Veuillez lire l’article d’origine de Radio 1 avant de poursuivre sur la lecture de cette analyse.

Il y a des moments où une décision technique en apparence révèle une vision bien plus vaste. Le refus d’un amendement visant à revaloriser les salaires des fonctionnaires les moins rémunérés en Polynésie française n’est pas qu’un simple arbitrage comptable. Il incarne une orientation, une façon de penser les rapports entre le Territoire, travail et société. À travers ce débat, une tension fondamentale se dessine : comment répartir l’effort public sans créer de déséquilibres ailleurs ? Où placer le curseur entre justice sociale et stabilité économique ?

Ce qui est dit dans ce texte officiel est important. Mais ce qui n’y est pas dit l’est tout autant. Les mots choisis pour justifier ce refus – « prudence », « spirale inflationniste », « argent des Polynésiens » – ne sont pas neutres. Ils traduisent un cadre de pensée précis, où le rôle du Territoire est avant tout de préserver un équilibre global, quitte à maintenir certaines inégalités internes. Ce cadre est-il encore adapté à la réalité économique et sociale actuelle ?

L’ambition de ce travail est de remettre à plat cette logique. Non pour la rejeter d’emblée, mais pour en interroger les fondements, les implications, et les angles morts. Que se passe-t-il lorsque l’on privilégie la stabilité macroéconomique au détriment des agents les plus modestes ? Peut-on parler d’un risque inflationniste sans mettre en perspective les autres causes possibles de l’évolution des prix ? Et surtout : comment penser un système de rémunération plus équitable sans créer de fracture dans l’appareil public ?

Analyser ce document, ce n’est pas entrer dans une polémique. C’est prendre le temps d’examiner, avec rigueur et lucidité, les choix que l’on fait au nom de la responsabilité. Car derrière chaque arbitrage technique, il y a une certaine idée du vivre-ensemble.


🧠 1. Le mot qui tue : « spirale inflationniste » ou la crainte comme l’outil du gouvernement

Ce n’est pas une analyse, c’est une alarme. Le terme « spirale inflationniste » est jeté dans le débat comme un épouvantail. Sans contexte. Sans chiffres. Sans démonstration. Et surtout, sans contre-exemple. C’est une rhétorique typique du pouvoir qui ne veut pas négocier, mais dissuader. Le gouvernement affirme sans prouver, joue sur les peurs profondes du grand public – peur de perdre son pouvoir d’achat, peur que « tout augmente ». Or, personne ne démontre ici que cette revalorisation ciblée des plus bas salaires entraînerait une augmentation généralisée des prix. Le lien de cause à effet est suggéré, mais jamais établi. Ce n’est pas un raisonnement, c’est une incantation.

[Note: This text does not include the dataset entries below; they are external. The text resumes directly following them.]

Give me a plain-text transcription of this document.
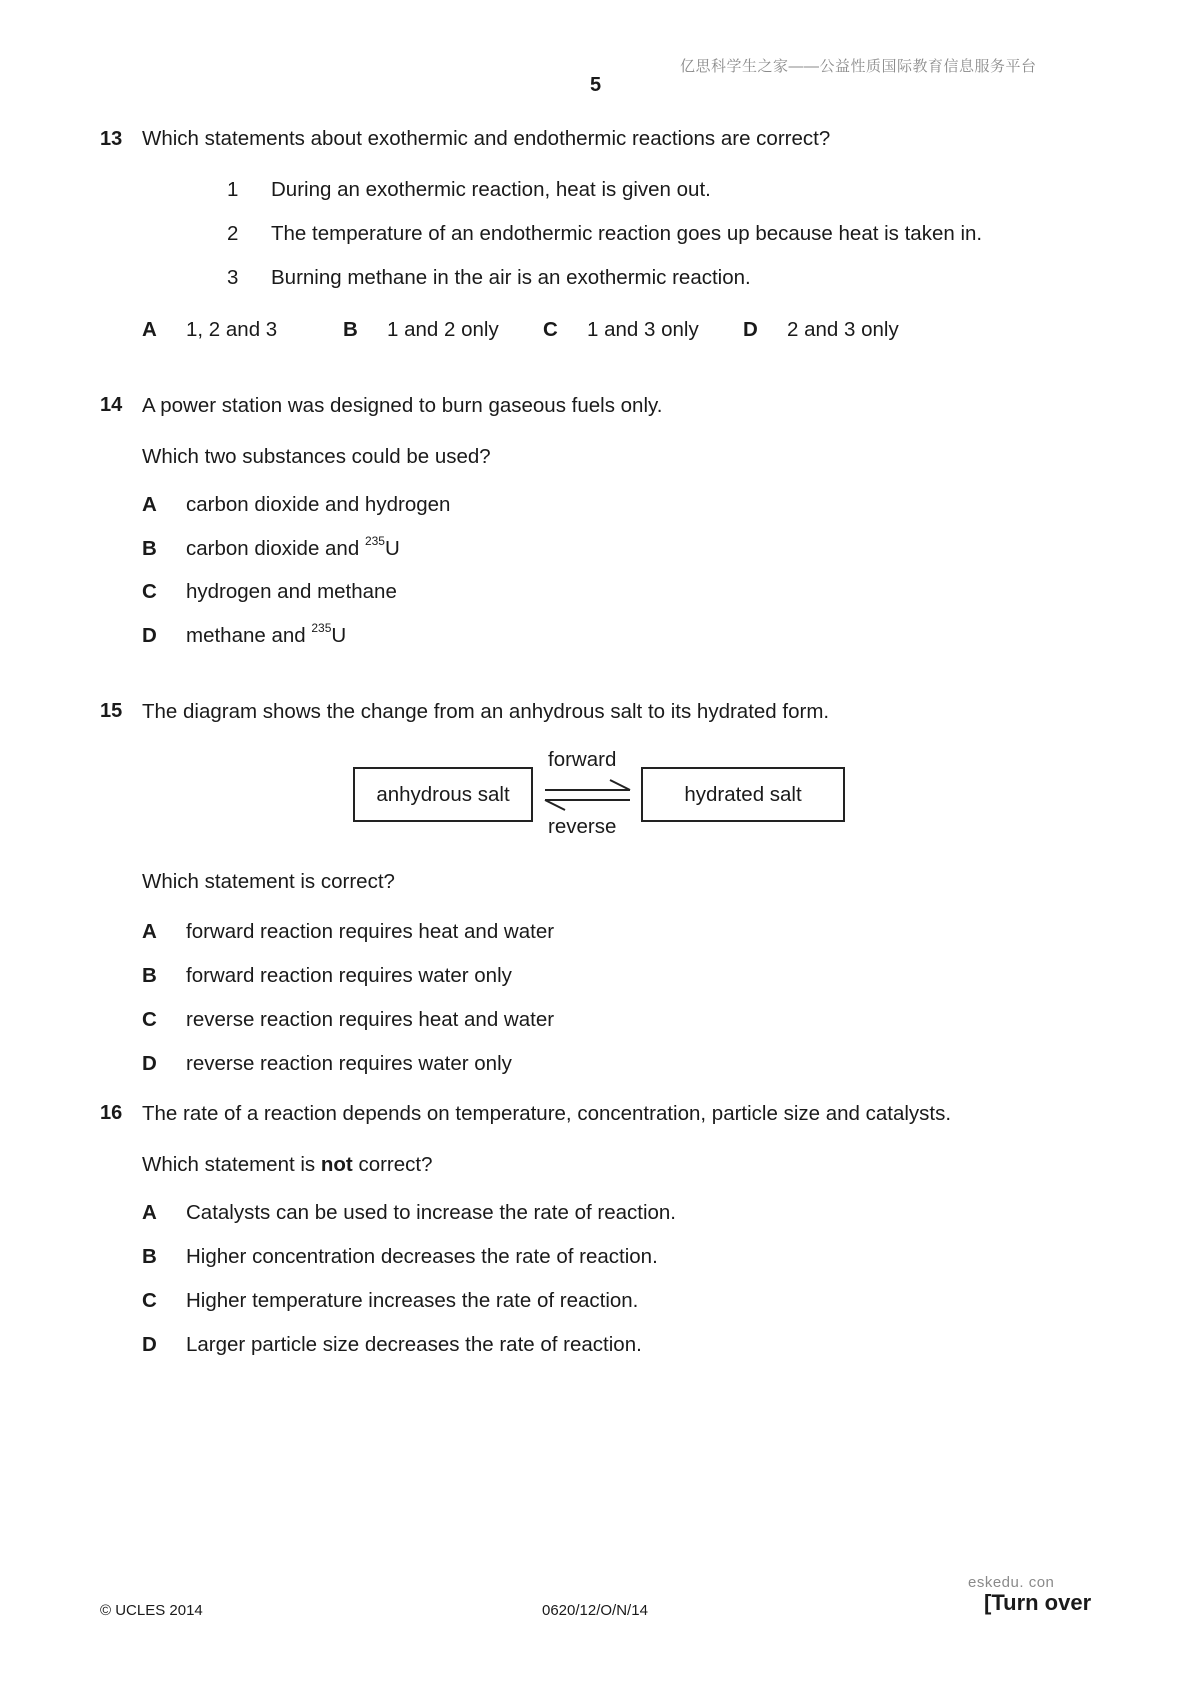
亿思科学生之家——公益性质国际教育信息服务平台
5
13 Which statements about exothermic and endothermic reactions are correct?
1 During an exothermic reaction, heat is given out.
2 The temperature of an endothermic reaction goes up because heat is taken in.
3 Burning methane in the air is an exothermic reaction.
A 1, 2 and 3	B 1 and 2 only C 1 and 3 only D 2 and 3 only
14 A power station was designed to burn gaseous fuels only.
Which two substances could be used?
A carbon dioxide and hydrogen
B carbon dioxide and $^{235}$U
C hydrogen and methane
D methane and $^{235}$U
15 The diagram shows the change from an anhydrous salt to its hydrated form.
anhydrous salt	hydrated salt
forward
reverse
Which statement is correct?
A forward reaction requires heat and water
B forward reaction requires water only
C reverse reaction requires heat and water
D reverse reaction requires water only
16 The rate of a reaction depends on temperature, concentration, particle size and catalysts.
Which statement is not correct?
A Catalysts can be used to increase the rate of reaction.
B Higher concentration decreases the rate of reaction.
C Higher temperature increases the rate of reaction.
D Larger particle size decreases the rate of reaction.
© UCLES 2014	0620/12/O/N/14
eskedu. con
[Turn over
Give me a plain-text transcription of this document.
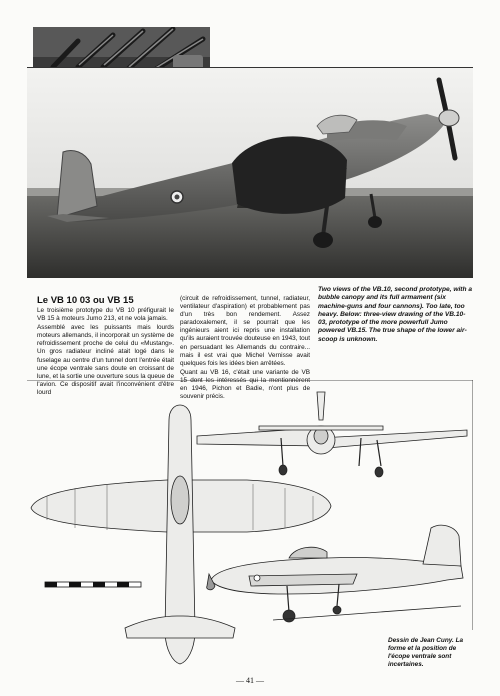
Le VB 10 03 ou VB 15

Le troisième prototype du VB 10 préfigurait le VB 15 à moteurs Jumo 213, et ne vola jamais.

Assemblé avec les puissants mais lourds moteurs allemands, il incorporait un système de refroidissement proche de celui du «Mustang». Un gros radiateur incliné atait logé dans le fuselage au centre d'un tunnel dont l'entrée était une écope ventrale sans doute en croissant de lune, et la sortie une ouverture sous la queue de l'avion. Ce dispositif avait l'inconvénient d'être lourd

(circuit de refroidissement, tunnel, radiateur, ventilateur d'aspiration) et probablement pas d'un très bon rendement. Assez paradoxalement, il se pourrait que les ingénieurs aient ici repris une installation qu'ils auraient trouvée douteuse en 1943, tout en persuadant les Allemands du contraire... mais il est vrai que Michel Vernisse avait quelques fois les idées bien arrêtées.

Quant au VB 16, c'était une variante de VB 15 dont les intéressés qui la mentionnèrent en 1946, Pichon et Badie, n'ont plus de souvenir précis.

Two views of the VB.10, second prototype, with a bubble canopy and its full armament (six machine-guns and four cannons). Too late, too heavy. Below: three-view drawing of the VB.10-03, prototype of the more powerfull Jumo powered VB.15. The true shape of the lower air-scoop is unknown.
Dessin de Jean Cuny. La forme et la position de l'écope ventrale sont incertaines.
— 41 —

Ce que ce raisonnement passe sous silence est encore plus grave : l’inflation en Polynésie est en grande partie importée, non pas nourrie par les salaires locaux, mais par la dépendance massive aux importations, notamment alimentaires et énergétiques. Prétendre que quelques points d’indice en plus pour les bas salaires publics provoqueraient une explosion des prix revient à détourner l’attention des vrais responsables de l’inflation : les oligopoles d’importation, la spéculation foncière, et l’absence de politique publique sur les prix.

Et surtout, c’est une manipulation intellectuelle classique : confondre inflation globale et hausse sectorielle des coûts. Ce que dit le gouvernement, sans le dire, c’est qu’il ne veut pas d’effet d’entraînement sur le secteur privé. Mais il travestit cette volonté politique en un risque économique. Il parle d’économie, mais agit en idéologue.


💰 2. “Ce n’est pas mon argent, c’est celui des Polynésiens” : la vertu budgétaire comme cache-misère politique

Cette phrase pourrait figurer sur une pancarte électorale : simple, percutante, et faussement modeste. En réalité, elle masque une conception profondément biaisée de l’action publique : l’idée que l’État doit gérer l’argent public comme un bon père de famille. Ce poncif est non seulement dépassé, mais économiquement absurde. L’État n’est pas un ménage. Il crée de la valeur. Il investit. Il redistribue. Il amortit les chocs économiques et sociaux.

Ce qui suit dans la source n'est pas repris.